La voz enronquecida y atolondrada del papá, Zavalita, los esfuerzos de él y del Chispas por calmar, callar a la mamá que sollozaba a gritos. La cara de Popeye estaba pecosa y granate, Cary se había acurrucado en el asiento como si hiciera un frío polar.

– No la vas a ver nunca más pero ahora cállate, mamá -dijo Santiago, por fin-. No te permito que la insultes. Ella no te ha hecho nada y…

– ¿No me ha hecho nada, nada? -rugió la señora Zoila, tratando de zafarse del Chispas y de don Fermín-. Te engatusó, te volteó la cabeza ¿y esa huachafita no me ha hecho nada?

Uno mexicano, piensa, uno de ésos que te gustan.

Piensa: sólo faltaron mariachis y charros, amor.

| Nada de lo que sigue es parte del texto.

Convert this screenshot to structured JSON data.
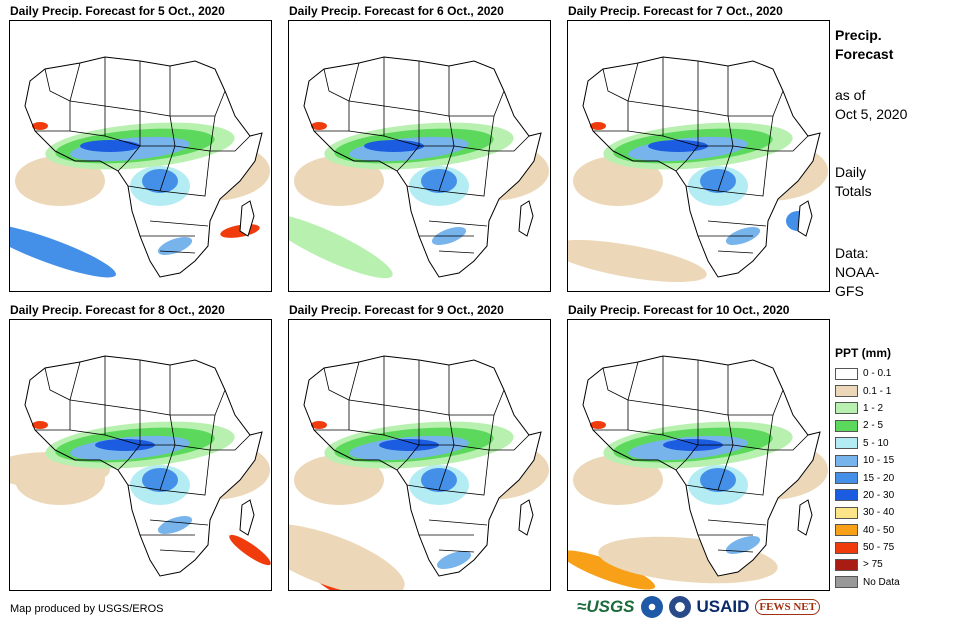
{
  "panels": [
    {
      "title": "Daily Precip. Forecast for 5 Oct., 2020"
    },
    {
      "title": "Daily Precip. Forecast for 6 Oct., 2020"
    },
    {
      "title": "Daily Precip. Forecast for 7 Oct., 2020"
    },
    {
      "title": "Daily Precip. Forecast for 8 Oct., 2020"
    },
    {
      "title": "Daily Precip. Forecast for 9 Oct., 2020"
    },
    {
      "title": "Daily Precip. Forecast for 10 Oct., 2020"
    }
  ],
  "sidebar": {
    "heading1": "Precip.",
    "heading2": "Forecast",
    "asof1": "as of",
    "asof2": "Oct 5, 2020",
    "totals1": "Daily",
    "totals2": "Totals",
    "data1": "Data:",
    "data2": "NOAA-",
    "data3": "GFS"
  },
  "legend": {
    "title": "PPT (mm)",
    "items": [
      {
        "label": "0 - 0.1",
        "color": "#ffffff"
      },
      {
        "label": "0.1 - 1",
        "color": "#ecd8b8"
      },
      {
        "label": "1 - 2",
        "color": "#b8f0b0"
      },
      {
        "label": "2 - 5",
        "color": "#5cd85c"
      },
      {
        "label": "5 - 10",
        "color": "#b4ecf4"
      },
      {
        "label": "10 - 15",
        "color": "#78b4ec"
      },
      {
        "label": "15 - 20",
        "color": "#4490e8"
      },
      {
        "label": "20 - 30",
        "color": "#1c5ce0"
      },
      {
        "label": "30 - 40",
        "color": "#fce488"
      },
      {
        "label": "40 - 50",
        "color": "#f8a018"
      },
      {
        "label": "50 - 75",
        "color": "#f03c0c"
      },
      {
        "label": "> 75",
        "color": "#a81c14"
      },
      {
        "label": "No Data",
        "color": "#999999"
      }
    ]
  },
  "footer": {
    "credit": "Map produced by USGS/EROS",
    "logo_usgs": "≈USGS",
    "logo_usaid": "USAID",
    "logo_fews": "FEWS NET"
  }
}
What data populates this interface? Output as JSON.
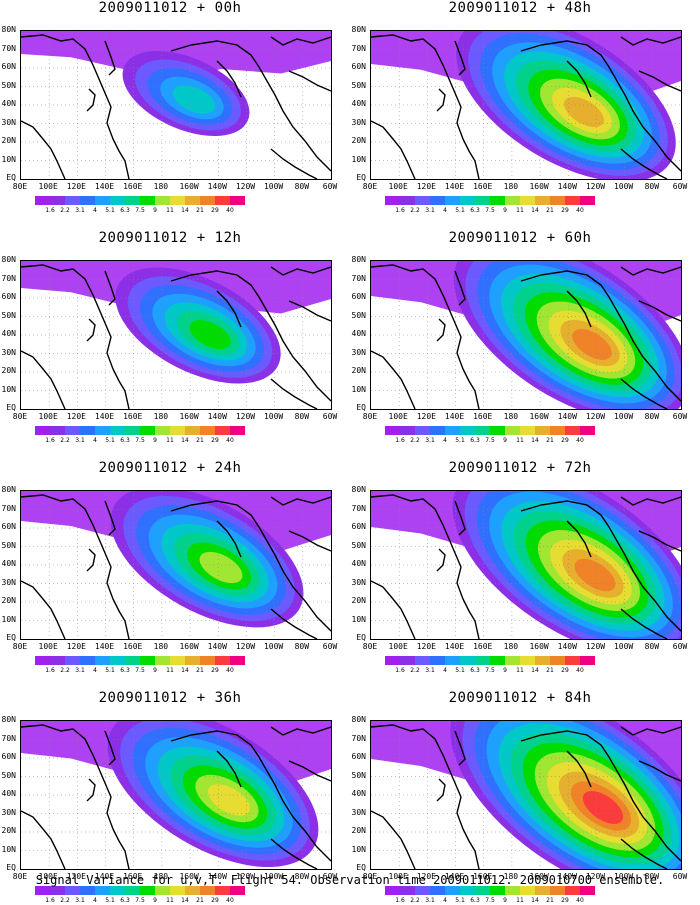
{
  "caption": "Signal Variance for u,v,T. Flight 54. Observation time 2009011012. 2009010700 ensemble.",
  "panels": [
    {
      "title": "2009011012 + 00h",
      "intensity": 0.25
    },
    {
      "title": "2009011012 + 12h",
      "intensity": 0.45
    },
    {
      "title": "2009011012 + 24h",
      "intensity": 0.6
    },
    {
      "title": "2009011012 + 36h",
      "intensity": 0.7
    },
    {
      "title": "2009011012 + 48h",
      "intensity": 0.75
    },
    {
      "title": "2009011012 + 60h",
      "intensity": 0.85
    },
    {
      "title": "2009011012 + 72h",
      "intensity": 0.9
    },
    {
      "title": "2009011012 + 84h",
      "intensity": 1.0
    }
  ],
  "lat_labels": [
    "80N",
    "70N",
    "60N",
    "50N",
    "40N",
    "30N",
    "20N",
    "10N",
    "EQ"
  ],
  "lon_labels": [
    "80E",
    "100E",
    "120E",
    "140E",
    "160E",
    "180",
    "160W",
    "140W",
    "120W",
    "100W",
    "80W",
    "60W"
  ],
  "colorbar": {
    "levels": [
      "1.6",
      "2.2",
      "3.1",
      "4",
      "5.1",
      "6.3",
      "7.5",
      "9",
      "11",
      "14",
      "21",
      "29",
      "40"
    ],
    "colors": [
      "#a020f0",
      "#8c30e8",
      "#6a5aff",
      "#3070ff",
      "#1ea0ff",
      "#00c8c8",
      "#00d28c",
      "#00dc00",
      "#a0e632",
      "#e6dc32",
      "#e6af2d",
      "#f08228",
      "#fa3c3c",
      "#f00082"
    ]
  }
}
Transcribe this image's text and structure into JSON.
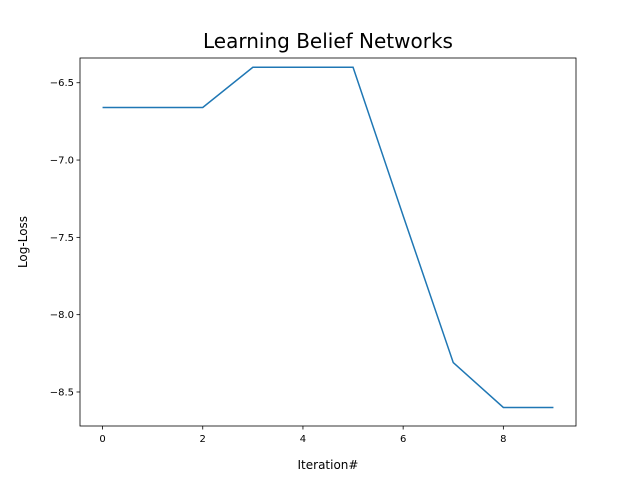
{
  "chart_data": {
    "type": "line",
    "title": "Learning Belief Networks",
    "xlabel": "Iteration#",
    "ylabel": "Log-Loss",
    "xlim": [
      -0.45,
      9.45
    ],
    "ylim": [
      -8.72,
      -6.34
    ],
    "xticks": [
      0,
      2,
      4,
      6,
      8
    ],
    "xtick_labels": [
      "0",
      "2",
      "4",
      "6",
      "8"
    ],
    "yticks": [
      -6.5,
      -7.0,
      -7.5,
      -8.0,
      -8.5
    ],
    "ytick_labels": [
      "−6.5",
      "−7.0",
      "−7.5",
      "−8.0",
      "−8.5"
    ],
    "grid": false,
    "series": [
      {
        "color": "#1f77b4",
        "x": [
          0,
          1,
          2,
          3,
          4,
          5,
          6,
          7,
          8,
          9
        ],
        "y": [
          -6.66,
          -6.66,
          -6.66,
          -6.4,
          -6.4,
          -6.4,
          -7.36,
          -8.31,
          -8.6,
          -8.6
        ]
      }
    ]
  }
}
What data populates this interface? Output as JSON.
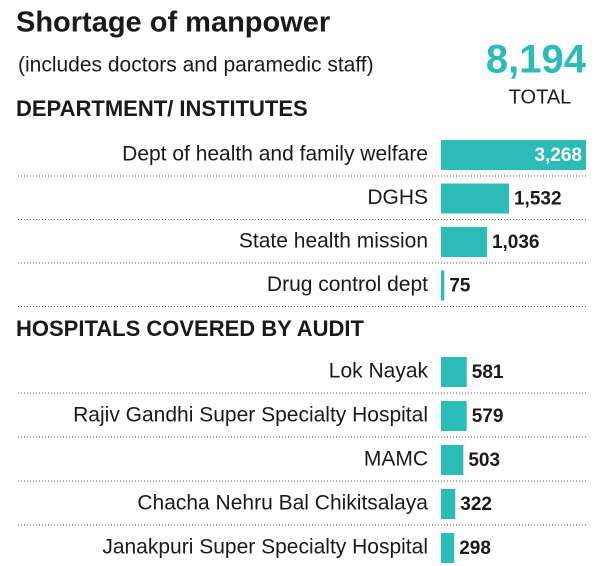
{
  "chart_data": {
    "type": "bar",
    "title": "Shortage of manpower",
    "subtitle": "(includes doctors and paramedic staff)",
    "total": {
      "value": 8194,
      "label": "8,194",
      "caption": "TOTAL"
    },
    "color": "#2bbcb7",
    "groups": [
      {
        "name": "DEPARTMENT/ INSTITUTES",
        "categories": [
          "Dept of health and family welfare",
          "DGHS",
          "State health mission",
          "Drug control dept"
        ],
        "values": [
          3268,
          1532,
          1036,
          75
        ],
        "value_labels": [
          "3,268",
          "1,532",
          "1,036",
          "75"
        ]
      },
      {
        "name": "HOSPITALS COVERED BY AUDIT",
        "categories": [
          "Lok Nayak",
          "Rajiv Gandhi Super Specialty Hospital",
          "MAMC",
          "Chacha Nehru Bal Chikitsalaya",
          "Janakpuri Super Specialty Hospital"
        ],
        "values": [
          581,
          579,
          503,
          322,
          298
        ],
        "value_labels": [
          "581",
          "579",
          "503",
          "322",
          "298"
        ]
      }
    ]
  }
}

El Chispas y don Fermín se habían llevado por fin a la señora Zoila casi a rastras hacia el escritorio y Santiago estaba de pie. Mirabas la escalera, Zavalita, ubicabas el baño, calculabas la distancia: sí, había oído.

Ahí estaba esa indignación que no sentías hacía años, ese odio santo de los tiempos de Cahuide y la revolución, Zavalita. Adentro se oían los gemidos de la mamá, la desolada voz recriminatoria del papá. El Chispas había regresado a la sala un momento después, congestionado, increíblemente furioso:

– Le has hecho dar un vahído a la mamá -él furioso, piensa, el Chispas furioso, el pobre Chispas furioso-. No se puede vivir en paz aquí por tus locuras, parece que no tuvieras otra cosa que hacer que darles colerones a los viejos.

– Chispas, por favor -pió Cary, levantándose-. Por favor, por favor, Chispas.

– No pasa nada, amor -dijo el Chispas-. Sino que este loco siempre hace las cosas mal. El papá tan delicado y éste…

– A la mamá le puedo aguantar ciertas cosas pero no a ti -dijo Santiago-. No a ti, Chispas, te advierto.

– ¿Me adviertes a mí? -dijo el Chispas, pero ya Cary y Popeye lo habían sujetado y lo hacían retroceder ¿de qué se ríe, niño?, dice Ambrosio. No te reías Zavalita, mirabas la escalera y oías a tu espalda la estrangulada voz de Popeye: no se calienten hombre, ya pasó hombre. ¿Estaba llorando y por eso no bajaba, subías a buscarla o esperabas? Aparecieron por fin en lo alto de la escalera y la Teté miraba como si hubieran fantasmas o demonios en la sala, pero tú te habías portado soberbiamente corazón, piensa, mejor que María Félix en ésa, que Libertad Lamarque en esa otra.

Bajó la escalera despacio, agarrada al pasamano, mirando sólo a Santiago, y al llegar dijo con voz firme:

– ¿Ya es tarde, no? ¿Ya tenemos que irnos, no amor?

– Sí -dijo Santiago-. Aquí en el óvalo conseguiremos un taxi.

– Nosotros los llevamos -dijo Popeye, casi gritando-. ¿Los llevamos, no Teté?

– Claro -balbuceó la Teté-. Como paseando.

Ana dijo hasta luego, pasó junto al Chispas y Cary sin darles la mano, y caminó rápidamente hacia el jardín, seguida por Santiago, que no se despidió. Popeye se adelantó a ellos a saltos para abrir la puerta de calle y dejar pasar a Ana; luego corrió como si lo persiguieran y trajo su carro y se bajó de un brinco a abrirle la puerta a Ana: pobre pecoso. Al principio no hablaron. Santiago se puso a fumar, Popeye a fumar, muy derecha en el asiento Ana miraba por la ventanilla.